Though the case study will be of practical use for Victorianists, the project aims to address questions of interest to literary historians more generally. What patterns emerge when we look at an early literary review’s subject headings over time? What can we learn from using machine-learning to sift through a loose, baggy category like “contemporary literature” as it was used by reviewers during the four decades of specialization and discipline formation at the end of the century? Critical categories and vocabularies about them presents a particularly thorny problem for literary interpretation and classification of “topics” (see work by Andrew Goldstone and Ted Underwood or John Laudun and Jonathan Goodman). I hope to assuage some of these anxieties by leveraging the information already provided by nineteenth century review section headings, which themselves index, organize and classify their contents.

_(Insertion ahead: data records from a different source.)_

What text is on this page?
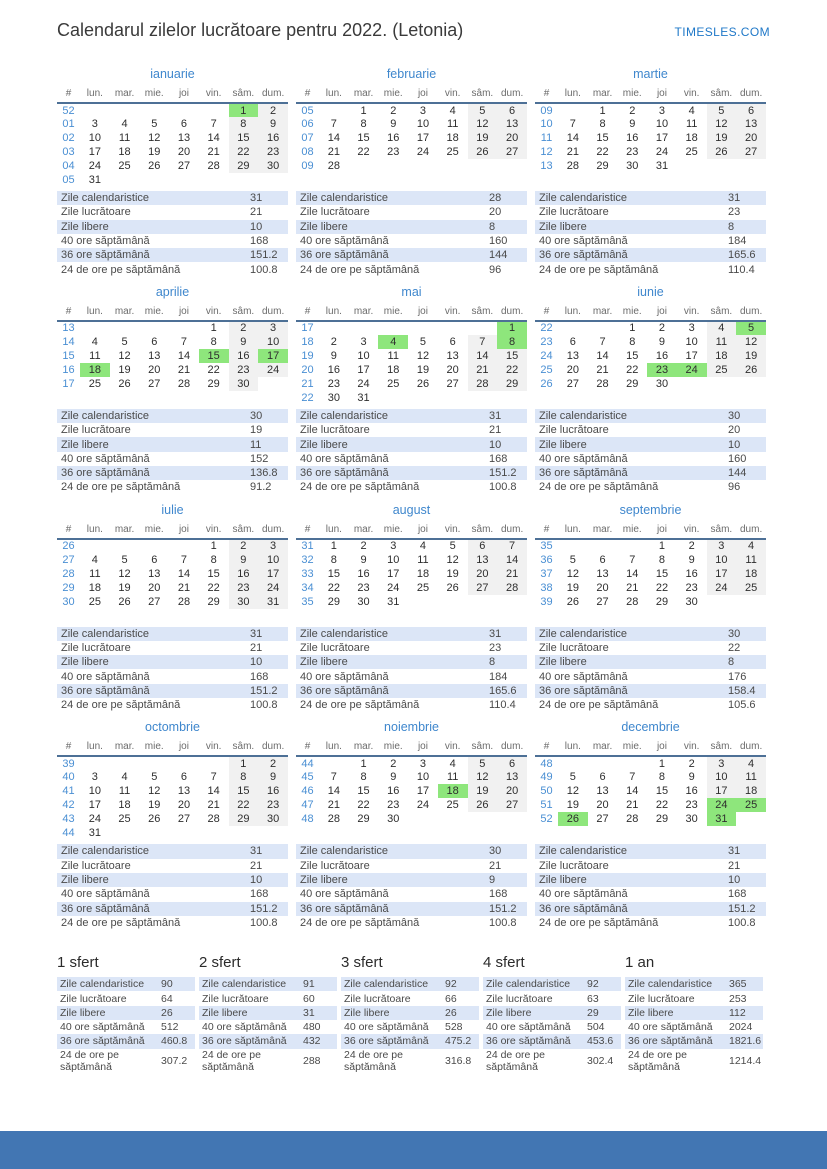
Calendarul zilelor lucrătoare pentru 2022. (Letonia)	TIMESLES.COM
ianuarie
#	lun.	mar.	mie.	joi	vin.	sâm.	dum.
52						1	2
01	3	4	5	6	7	8	9
02	10	11	12	13	14	15	16
03	17	18	19	20	21	22	23
04	24	25	26	27	28	29	30
05	31						
Zile calendaristice	31
Zile lucrătoare	21
Zile libere	10
40 ore săptămână	168
36 ore săptămână	151.2
24 de ore pe săptămână	100.8
februarie
#	lun.	mar.	mie.	joi	vin.	sâm.	dum.
05		1	2	3	4	5	6
06	7	8	9	10	11	12	13
07	14	15	16	17	18	19	20
08	21	22	23	24	25	26	27
09	28						
Zile calendaristice	28
Zile lucrătoare	20
Zile libere	8
40 ore săptămână	160
36 ore săptămână	144
24 de ore pe săptămână	96
martie
#	lun.	mar.	mie.	joi	vin.	sâm.	dum.
09		1	2	3	4	5	6
10	7	8	9	10	11	12	13
11	14	15	16	17	18	19	20
12	21	22	23	24	25	26	27
13	28	29	30	31			
Zile calendaristice	31
Zile lucrătoare	23
Zile libere	8
40 ore săptămână	184
36 ore săptămână	165.6
24 de ore pe săptămână	110.4
aprilie
#	lun.	mar.	mie.	joi	vin.	sâm.	dum.
13					1	2	3
14	4	5	6	7	8	9	10
15	11	12	13	14	15	16	17
16	18	19	20	21	22	23	24
17	25	26	27	28	29	30	
Zile calendaristice	30
Zile lucrătoare	19
Zile libere	11
40 ore săptămână	152
36 ore săptămână	136.8
24 de ore pe săptămână	91.2
mai
#	lun.	mar.	mie.	joi	vin.	sâm.	dum.
17							1
18	2	3	4	5	6	7	8
19	9	10	11	12	13	14	15
20	16	17	18	19	20	21	22
21	23	24	25	26	27	28	29
22	30	31					
Zile calendaristice	31
Zile lucrătoare	21
Zile libere	10
40 ore săptămână	168
36 ore săptămână	151.2
24 de ore pe săptămână	100.8
iunie
#	lun.	mar.	mie.	joi	vin.	sâm.	dum.
22			1	2	3	4	5
23	6	7	8	9	10	11	12
24	13	14	15	16	17	18	19
25	20	21	22	23	24	25	26
26	27	28	29	30			
Zile calendaristice	30
Zile lucrătoare	20
Zile libere	10
40 ore săptămână	160
36 ore săptămână	144
24 de ore pe săptămână	96
iulie
#	lun.	mar.	mie.	joi	vin.	sâm.	dum.
26					1	2	3
27	4	5	6	7	8	9	10
28	11	12	13	14	15	16	17
29	18	19	20	21	22	23	24
30	25	26	27	28	29	30	31
Zile calendaristice	31
Zile lucrătoare	21
Zile libere	10
40 ore săptămână	168
36 ore săptămână	151.2
24 de ore pe săptămână	100.8
august
#	lun.	mar.	mie.	joi	vin.	sâm.	dum.
31	1	2	3	4	5	6	7
32	8	9	10	11	12	13	14
33	15	16	17	18	19	20	21
34	22	23	24	25	26	27	28
35	29	30	31				
Zile calendaristice	31
Zile lucrătoare	23
Zile libere	8
40 ore săptămână	184
36 ore săptămână	165.6
24 de ore pe săptămână	110.4
septembrie
#	lun.	mar.	mie.	joi	vin.	sâm.	dum.
35				1	2	3	4
36	5	6	7	8	9	10	11
37	12	13	14	15	16	17	18
38	19	20	21	22	23	24	25
39	26	27	28	29	30		
Zile calendaristice	30
Zile lucrătoare	22
Zile libere	8
40 ore săptămână	176
36 ore săptămână	158.4
24 de ore pe săptămână	105.6
octombrie
#	lun.	mar.	mie.	joi	vin.	sâm.	dum.
39						1	2
40	3	4	5	6	7	8	9
41	10	11	12	13	14	15	16
42	17	18	19	20	21	22	23
43	24	25	26	27	28	29	30
44	31						
Zile calendaristice	31
Zile lucrătoare	21
Zile libere	10
40 ore săptămână	168
36 ore săptămână	151.2
24 de ore pe săptămână	100.8
noiembrie
#	lun.	mar.	mie.	joi	vin.	sâm.	dum.
44		1	2	3	4	5	6
45	7	8	9	10	11	12	13
46	14	15	16	17	18	19	20
47	21	22	23	24	25	26	27
48	28	29	30				
Zile calendaristice	30
Zile lucrătoare	21
Zile libere	9
40 ore săptămână	168
36 ore săptămână	151.2
24 de ore pe săptămână	100.8
decembrie
#	lun.	mar.	mie.	joi	vin.	sâm.	dum.
48				1	2	3	4
49	5	6	7	8	9	10	11
50	12	13	14	15	16	17	18
51	19	20	21	22	23	24	25
52	26	27	28	29	30	31	
Zile calendaristice	31
Zile lucrătoare	21
Zile libere	10
40 ore săptămână	168
36 ore săptămână	151.2
24 de ore pe săptămână	100.8
1 sfert
Zile calendaristice	90
Zile lucrătoare	64
Zile libere	26
40 ore săptămână	512
36 ore săptămână	460.8
24 de ore pe săptămână	307.2
2 sfert
Zile calendaristice	91
Zile lucrătoare	60
Zile libere	31
40 ore săptămână	480
36 ore săptămână	432
24 de ore pe săptămână	288
3 sfert
Zile calendaristice	92
Zile lucrătoare	66
Zile libere	26
40 ore săptămână	528
36 ore săptămână	475.2
24 de ore pe săptămână	316.8
4 sfert
Zile calendaristice	92
Zile lucrătoare	63
Zile libere	29
40 ore săptămână	504
36 ore săptămână	453.6
24 de ore pe săptămână	302.4
1 an
Zile calendaristice	365
Zile lucrătoare	253
Zile libere	112
40 ore săptămână	2024
36 ore săptămână	1821.6
24 de ore pe săptămână	1214.4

Much of the first phase of this project is already underway: I’ve collected nearly 418 review sections in three prominent Victorian periodicals The Fortnightly Review, The Contemporary Review and The Westminster Review, with a total of nearly 1,230 individual reviews. I’ve extracted and stored the bibliographic metadata in Zotero, and I’m in the process of batch-cleaning the texts of the reviews so as to prepare the texts for topic modeling and for further extraction of bibliographic citations. I’ve also begun topic modeling a subsection of the “fiction” section of the Contemporary Review. Some of the preliminary results are exciting––for instance, the relatively late emergence of “fiction” as its own separate category within the broader category of “literature” reviews in The Contemporary Review.
The next phases will require further data wrangling as I prepare the corpus of metadata and the full-texts for modeling. In the immediate future, I plan to improve my script for extracting the section headers and the titles of reviewed works. Once this is done, I’ll generate a set of topic models for the entire corpus, then use the enriched metadata to sort and analyze into sub-sets (by journal, review section or genre title, and date). Most of the work of the project comes in pre-processing the data for the topic models; running topic models themselves will be a relatively quick process. This will give me time to refining the topic models––disambiguating “topics,” refining the stopwords list––and to work on the best method for collating the topic results with the existing metadata. Finally, I plan to spending the last stages of the project experimenting with the best ways to visualize this topic model and metadata collection. Goldstone and Goodman have created for visualizing topic models of academic that I’ll be building off of in displaying my data from the Victorian reviews.
While relatively in scale (3 periodicals, a 35-year period), this narrower scope, I hope, will make this an achievable project and a test case for how topic modeling could be used more strategically when paired with curated metadata. For my own research, this work is essential. My goal with the project, however, is not just to provide a way to read and study the review section over time, but to provide a portable methodology useful for intellectual historians, genre, and narrative theorists and literary sociologists. By structuring the project around metadata and methodology, I hope to also make a small bid for treating the accessibility and re-usability of data as just as important as the models made from it.